Stephen Hall-Jones, of Dunedin, asks :-
In 2015 Otago had two large earthquakes and neither had any aftershocks. Is this unusual? Also, what does it suggest to a seismologist?
Mark Stirling, a seismologist at the University of Otago's Geology department, responded.
Significant aftershock activity usually accompanies earthquakes of magnitude (M) greater than 6 or thereabouts. Earthquakes under that approximate size don't tend to produce a great deal of aftershocks, as the size of the fault and area impacted by the earthquake are relatively small.

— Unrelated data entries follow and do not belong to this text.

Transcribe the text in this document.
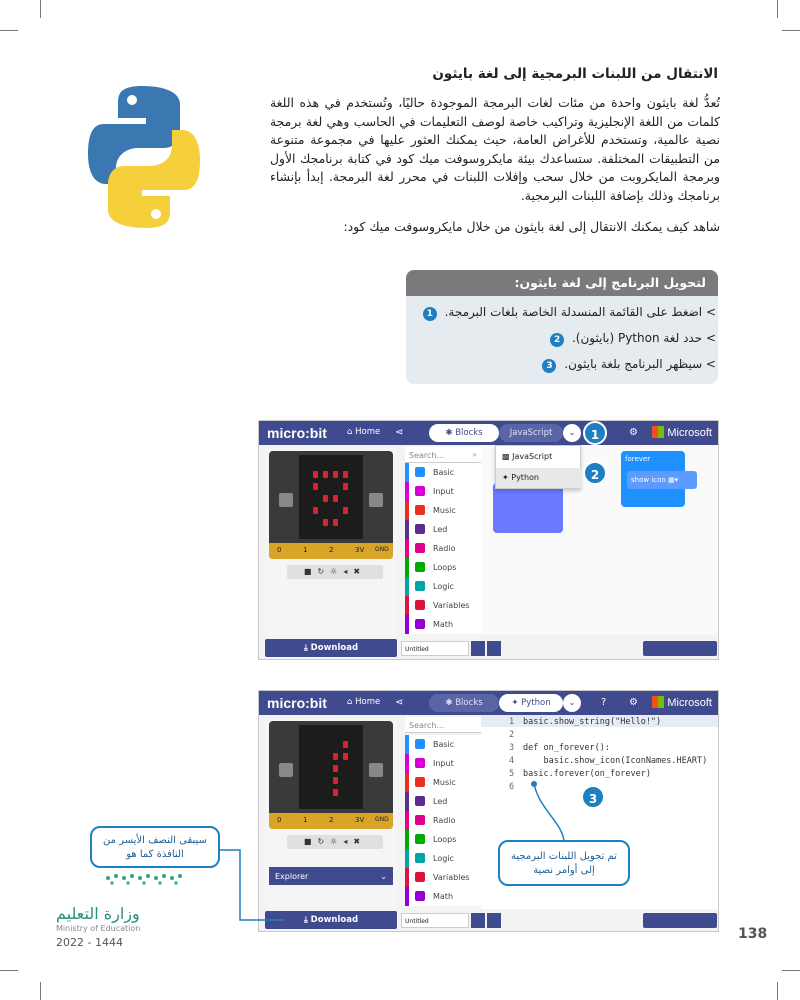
الانتقال من اللبنات البرمجية إلى لغة بايثون

تُعدُّ لغة بايثون واحدة من مئات لغات البرمجة الموجودة حاليًا، وتُستخدم في هذه اللغة كلمات من اللغة الإنجليزية وتراكيب خاصة لوصف التعليمات في الحاسب وهي لغة برمجة نصية عالمية، وتستخدم للأغراض العامة، حيث يمكنك العثور عليها في مجموعة متنوعة من التطبيقات المختلفة. ستساعدك بيئة مايكروسوفت ميك كود في كتابة برنامجك الأول وبرمجة المايكروبت من خلال سحب وإفلات اللبنات في محرر لغة البرمجة. إبدأ بإنشاء برنامجك وذلك بإضافة اللبنات البرمجية.

شاهد كيف يمكنك الانتقال إلى لغة بايثون من خلال مايكروسوفت ميك كود:

لتحويل البرنامج إلى لغة بايثون:
> اضغط على القائمة المنسدلة الخاصة بلغات البرمجة. 1
> حدد لغة Python (بايثون). 2
> سيظهر البرنامج بلغة بايثون. 3
micro:bit ⌂ Home ⋖	✱ Blocks	JavaScript	⌄	⚙	Microsoft
1
0	1	2	3V GND
■↻☼◂✖
Search...	⌕
Basic
Input
Music
Led
Radio
Loops
Logic
Variables
Math
forever
show icon ▦▾
▩ JavaScript
✦ Python	2
⤓ Download	Untitled
micro:bit ⌂ Home ⋖	✱ Blocks	✦ Python	⌄	? ⚙	Microsoft
0	1	2	3V GND
■↻☼◂✖
Explorer	⌄
Search...
Basic
Input
Music
Led
Radio
Loops
Logic
Variables
Math
1 basic.show_string("Hello!")
2
3 def on_forever():
4 basic.show_icon(IconNames.HEART)
5 basic.forever(on_forever)
6
3
⤓ Download	Untitled
تم تحويل اللبنات البرمجية إلى أوامر نصية
سيبقى النصف الأيسر من النافذة كما هو
وزارة التعليم
Ministry of Education
2022 - 1444
138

The convention for describing earthquakes is based on the amount of energy released. Earthquakes less than Magnitude 5 are defined as "small", less than 7 as "moderate", less than 8 as "large", and 8 or more as "great".
By this definition, no large earthquakes have struck Otago in recent times, only small-to-moderate earthquakes such as the ones under Maungatua/Outram, and in the Wanaka area. These earthquakes were not unusual in the grand scheme of things. New Zealand lies astride the boundary between the Pacific and Australian tectonic plates, and although most of the deformation in the South Island is accommodated along the great Alpine Fault in Westland, a significant portion occurs to the east. This motion is expressed by fault lines that show geologic evidence of occasional movements through time (e.g. once every 5000 years or more), and by the occasional occurrence of earthquakes.
The earthquakes will always seem unusual as they seem to occur out of the blue in formerly quiet areas. However, this is a perception based on a short time window of observation. The longer time window of the 1-2 century long historical record of earthquakes shows lots of places where these earthquakes have happened. Its an ongoing thing, but seems unusual when they happen in our back yard.
More major events of the Canterbury and Cook Strait earthquake sequences occurred on significant faults and impacted significant areas. They produced a lot of aftershocks. All the Canterbury earthquakes are aftershocks of the mainshock Darfield earthquake of Sept 2010 (M7.1).